Already a Healthcare Hero: Incoming MCPHS Student on the Front Lines in Massachusetts

  • Throughout the coronavirus pandemic, healthcare workers all over the world have been called upon to face new risks and unprecedented challenges. They have continued to do their jobs—and more—in the most trying of circumstances.

    As a healthcare education university, MCPHS has seen students, alumni, faculty, and staff perform bravely on the front lines in a variety of healthcare roles. We want to shine a light on some of these individuals and their work in the time of coronavirus. We encourage you, members of the MCPHS community, to share your front-line stories using the hashtag #MCPHSResponds.

    Skyler Shipley got the news in March that the rest of her senior spring at Whittier Regional Vocational Tech in Haverhill, Massachusetts, was essentially canceled. The campus was closing, and all classes were being moved online. For most high school seniors, that would mean the disappointment of missing in-person time with classmates, friends, and favorite teachers. No weekend parties or sleepovers. For Skyler, a certified nursing assistant (CNA), it was an opportunity.

    As part of a work-study program, Skyler had been working as a CNA at Whittier Rehabilitation Hospital in Haverhill, going into the facility every other week. "When Skyler found out that schools would be closed as of March 17th," due to the coronavirus outbreak, says her mother, Jane, she "told her nurse supervisor at Whittier Rehab Hospital in Haverhill that she would be available to work any and all shifts needed to do her part" She has since devoted herself to the hospital, her mother adds, sometimes working a 3-11 p.m. shift and then getting right back up to work 7 a.m.-3 p.m. the next day. And some of her shifts have been 16-hour doubles.

    For Skyler, working at a hospital in the midst of a pandemic has been unsettling at times—especially since, as a CNA, she has close contact with patients. "I go in, I wash the patient up, I get them ready for therapy, I do whatever they need me to do that they are not capable of doing at the moment," she says. "It really has changed a lot since coronavirus has broken out. We don't have enough PPE—it's pretty scary to go into a patient's room when they could potentially be contaminated and not have the right equipment to keep myself safe. But we've been doing pretty well because we don't have any cases. Patients are put in a two-week quarantine the second they get there to keep everyone safe."

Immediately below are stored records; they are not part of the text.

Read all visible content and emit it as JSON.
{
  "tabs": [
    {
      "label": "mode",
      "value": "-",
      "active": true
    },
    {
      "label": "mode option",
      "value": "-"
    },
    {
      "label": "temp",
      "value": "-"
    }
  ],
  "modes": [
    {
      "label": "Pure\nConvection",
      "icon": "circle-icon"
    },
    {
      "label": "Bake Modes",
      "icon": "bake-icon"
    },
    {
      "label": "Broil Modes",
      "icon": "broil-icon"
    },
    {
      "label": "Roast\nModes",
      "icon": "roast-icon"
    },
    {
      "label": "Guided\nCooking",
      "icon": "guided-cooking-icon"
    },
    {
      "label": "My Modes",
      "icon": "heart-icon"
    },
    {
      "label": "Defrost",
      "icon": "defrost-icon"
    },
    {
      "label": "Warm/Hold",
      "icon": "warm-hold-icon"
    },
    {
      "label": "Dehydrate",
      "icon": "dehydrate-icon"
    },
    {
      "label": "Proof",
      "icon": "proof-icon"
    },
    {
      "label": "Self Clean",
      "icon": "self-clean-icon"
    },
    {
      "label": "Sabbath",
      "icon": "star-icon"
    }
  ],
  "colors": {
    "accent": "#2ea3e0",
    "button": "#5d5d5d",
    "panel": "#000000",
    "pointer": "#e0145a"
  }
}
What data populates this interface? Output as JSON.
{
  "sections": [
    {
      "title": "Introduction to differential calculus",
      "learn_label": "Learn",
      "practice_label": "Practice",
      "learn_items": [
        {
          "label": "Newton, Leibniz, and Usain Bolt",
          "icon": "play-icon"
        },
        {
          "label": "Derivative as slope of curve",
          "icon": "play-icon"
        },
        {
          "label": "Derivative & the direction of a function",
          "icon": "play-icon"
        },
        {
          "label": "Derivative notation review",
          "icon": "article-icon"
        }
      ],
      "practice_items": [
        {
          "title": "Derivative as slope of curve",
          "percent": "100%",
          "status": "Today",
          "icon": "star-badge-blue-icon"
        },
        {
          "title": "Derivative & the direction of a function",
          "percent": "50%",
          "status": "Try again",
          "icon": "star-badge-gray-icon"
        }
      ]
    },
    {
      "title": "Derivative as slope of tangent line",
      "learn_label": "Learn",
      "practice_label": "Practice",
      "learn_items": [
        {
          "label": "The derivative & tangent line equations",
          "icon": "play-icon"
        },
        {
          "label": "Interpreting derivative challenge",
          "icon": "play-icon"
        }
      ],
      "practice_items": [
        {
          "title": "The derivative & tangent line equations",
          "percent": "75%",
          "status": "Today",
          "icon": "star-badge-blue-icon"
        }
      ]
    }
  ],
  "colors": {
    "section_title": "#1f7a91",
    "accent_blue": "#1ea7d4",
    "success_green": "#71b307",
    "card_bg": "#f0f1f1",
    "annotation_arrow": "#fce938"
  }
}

    Skyler also takes precautions to keep her family as safe as she can. "The second I get home, I go upstairs, I strip my clothes, I shower, I put my scrubs in a bag, and I do my laundry so no one else has to touch it. I pretty much stay in my room when I'm not working."

    It's an intense existence—online schoolwork, 8-hour hospital shifts, and quarantine in her room—but one that Skyler finds rewarding. She also believes she's doing what is necessary. "I feel that if you are going to sign up to be a healthcare worker, you can't back down when people need you the most. Yes, this is a really scary thing, but there are people out there who need me," she says. "If I'm going to do this as a career, I can't be scared to help other people. So I've been picking up whatever needs to be covered, working as many hours as I am allowed to. Just trying to help out those who need it."

    As for her interest in healthcare, Skyler says it's been lifelong. "My mom and my sister have been involved in healthcare as long as I can remember. So I've always been around it. My first job—I believe I was 13—I worked with an ear, nose, and throat doctor. Ever since I started doing it I fell in love with it."

    She's following that love by starting at MCPHS in the fall. She wants to be surrounded by like-minded people, all taking similar classes and driven to advance the world of healthcare. Her goal, she says, is to become a trauma surgeon; her premedical major will certainly start her on the path toward achieving it.

    But in the meantime, her work as a CNA will satisfy her professional drive. When you try to thank her for what she's doing on the front lines during the pandemic, she replies with three words: "I love it."